La lucha por la naturaleza en Ciudad Real: balance de las recientes borrascas y un innovador proyecto de biodiversidad
En las calles de Ciudad Real, las huellas de las recientes borrascas aún permanecen en los parques, jardines y plazas de la ciudad. Sin embargo, detrás de las cifras y los datos, hay historias humanas y esfuerzos colectivos por proteger y revitalizar los espacios verdes que tanto disfrutamos.
El concejal de Servicios a la Ciudad, Gregorio Oraá, junto con su equipo, ha realizado un balance sobre el impacto de las fuertes tormentas que azotaron la región en las últimas semanas. La cantidad de árboles afectados, que alcanza los 358 ejemplares, refleja la intensidad de un fenómeno que, según los expertos y los veteranos en el sector, nunca antes había dejado un saldo tan alto. La mayoría de estos árboles, en su mayoría pinos por sus raíces superficiales, se vieron debilitados por lluvias intensas y vientos de hasta 90 km/h, que humedecieron y reblandecieron el suelo, dejando a estos resistentes seres en una situación vulnerable.
No todo es pérdida. Aunque muchos ejemplares tuvieron que ser talados por razones de seguridad, también se logró salvar a 31 árboles que alertaron a los técnicos en su momento y que ahora seguirán formando parte del paisaje urbano. Además, la retirada de ramas grandes y la poda de copas peligrosas ayudaron a disminuir el riesgo para los ciudadanos. En total, se recogieron 280 toneladas de madera, un material que podrá ser reutilizado como abono o para fines decorativos, dándole así un segundo propósito a lo que la naturaleza nos brinda.
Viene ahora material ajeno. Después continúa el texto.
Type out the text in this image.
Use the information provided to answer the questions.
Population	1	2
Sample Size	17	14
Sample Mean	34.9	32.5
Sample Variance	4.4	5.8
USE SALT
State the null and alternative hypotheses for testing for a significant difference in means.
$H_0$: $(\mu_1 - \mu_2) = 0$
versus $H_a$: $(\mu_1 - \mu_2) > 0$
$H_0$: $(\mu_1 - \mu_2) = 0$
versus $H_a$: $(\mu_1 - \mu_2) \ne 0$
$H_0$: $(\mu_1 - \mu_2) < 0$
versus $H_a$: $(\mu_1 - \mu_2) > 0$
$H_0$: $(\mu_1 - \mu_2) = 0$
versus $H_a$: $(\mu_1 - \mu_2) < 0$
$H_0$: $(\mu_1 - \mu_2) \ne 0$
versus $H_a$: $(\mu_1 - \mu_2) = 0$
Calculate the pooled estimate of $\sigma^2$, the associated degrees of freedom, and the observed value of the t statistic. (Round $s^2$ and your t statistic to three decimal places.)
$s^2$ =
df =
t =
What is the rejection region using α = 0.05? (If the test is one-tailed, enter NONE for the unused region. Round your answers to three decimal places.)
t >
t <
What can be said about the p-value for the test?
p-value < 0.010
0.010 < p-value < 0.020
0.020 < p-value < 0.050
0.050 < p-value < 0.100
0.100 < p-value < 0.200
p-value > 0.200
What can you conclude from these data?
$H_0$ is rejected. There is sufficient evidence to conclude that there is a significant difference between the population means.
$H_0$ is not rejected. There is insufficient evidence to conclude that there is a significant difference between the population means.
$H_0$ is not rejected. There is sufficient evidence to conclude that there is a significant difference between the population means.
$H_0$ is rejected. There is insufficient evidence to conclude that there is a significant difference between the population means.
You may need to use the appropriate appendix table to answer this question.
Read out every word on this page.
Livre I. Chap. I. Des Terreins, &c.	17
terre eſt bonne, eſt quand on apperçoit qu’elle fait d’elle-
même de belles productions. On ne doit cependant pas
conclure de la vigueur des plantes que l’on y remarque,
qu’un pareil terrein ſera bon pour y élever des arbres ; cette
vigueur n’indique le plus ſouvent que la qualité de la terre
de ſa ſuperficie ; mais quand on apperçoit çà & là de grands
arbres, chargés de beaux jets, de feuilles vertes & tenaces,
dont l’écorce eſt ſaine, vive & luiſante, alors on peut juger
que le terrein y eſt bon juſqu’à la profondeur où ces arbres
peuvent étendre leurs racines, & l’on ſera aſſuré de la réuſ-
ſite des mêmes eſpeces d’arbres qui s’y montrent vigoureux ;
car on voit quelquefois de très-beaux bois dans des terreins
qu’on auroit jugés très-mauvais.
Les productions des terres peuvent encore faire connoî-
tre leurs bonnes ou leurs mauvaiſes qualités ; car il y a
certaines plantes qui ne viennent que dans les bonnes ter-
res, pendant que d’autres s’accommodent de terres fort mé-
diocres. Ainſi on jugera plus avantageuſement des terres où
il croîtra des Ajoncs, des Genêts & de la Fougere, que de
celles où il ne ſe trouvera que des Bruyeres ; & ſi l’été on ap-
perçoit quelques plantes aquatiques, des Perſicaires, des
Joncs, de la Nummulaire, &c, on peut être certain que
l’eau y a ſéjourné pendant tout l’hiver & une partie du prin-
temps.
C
El esfuerzo del ayuntamiento para mantener segura a la población ha sido contundente. Desde el 28 de enero, todos los servicios municipales se movilizaron, dedicando sus recursos a garantizar la seguridad en cada rincón de la ciudad. Aunque las imágenes de árboles caídos y ramas dispersas puedan parecer desoladoras, la prioridad fue evitar daños mayores a las viviendas, vehículos y personas, logrando en ese sentido un saldo relativamente positivo: solo algunas incidencias menores en las pedanías, como un árbol que cayó sobre una vivienda en Las Casas, en las que no se registraron daños mayores.
Pero en medio de estos desafíos, la comunidad y las autoridades miran hacia el futuro con esperanza. El edil ha anunciado la intención de reponer los árboles caídos, considerando especies que puedan ofrecer mayor seguridad o que tengan un crecimiento más lento, para así proteger mejor a la flora urbana de futuras adversidades.
En paralelo, Ciudad Real se prepara para una iniciativa innovadora con un objetivo claro: potenciar la biodiversidad en la ciudad. Se trata del Proyecto Hacking, una iniciativa que ya ha sido aprobada y en la que el ayuntamiento trabaja en colaboración con expertos para instalar nidos de halcones en puntos estratégicos de la ciudad. La idea es criar pollos de halcones peregrinos en lugares elevados, fomentando que aprendan a coexistir en el entorno urbano, promoviendo así un equilibrio ecológico que en el pasado parecía difícil de alcanzar.
El proyecto no solo busca aumentar la biodiversidad, sino también concienciar a la ciudadanía sobre la importancia de proteger y entender a especies que, aunque en peligro de extinción en otros lugares, pueden adaptarse a la vida en la ciudad si se les brinda el espacio adecuado. Muy probablemente, uno de estos nidos se instalará en los silos del barrio de Los Ángeles, un lugar que contará con cámaras de vigilancia para que todos puedan seguir el crecimiento y desarrollo de estos majestuosos halcones.
Este esfuerzo conjunto, entre la responsabilidad municipal y la participación ciudadana, refleja un compromiso genuino por cuidar nuestra naturaleza, incluso frente a los retos del clima y la urbanización. La historia de Ciudad Real es ahora también la historia de su gente, que lucha por mantener viva la esencia de un entorno verde y saludable, en el que la biodiversidad y la seguridad puedan coexistir en armonía.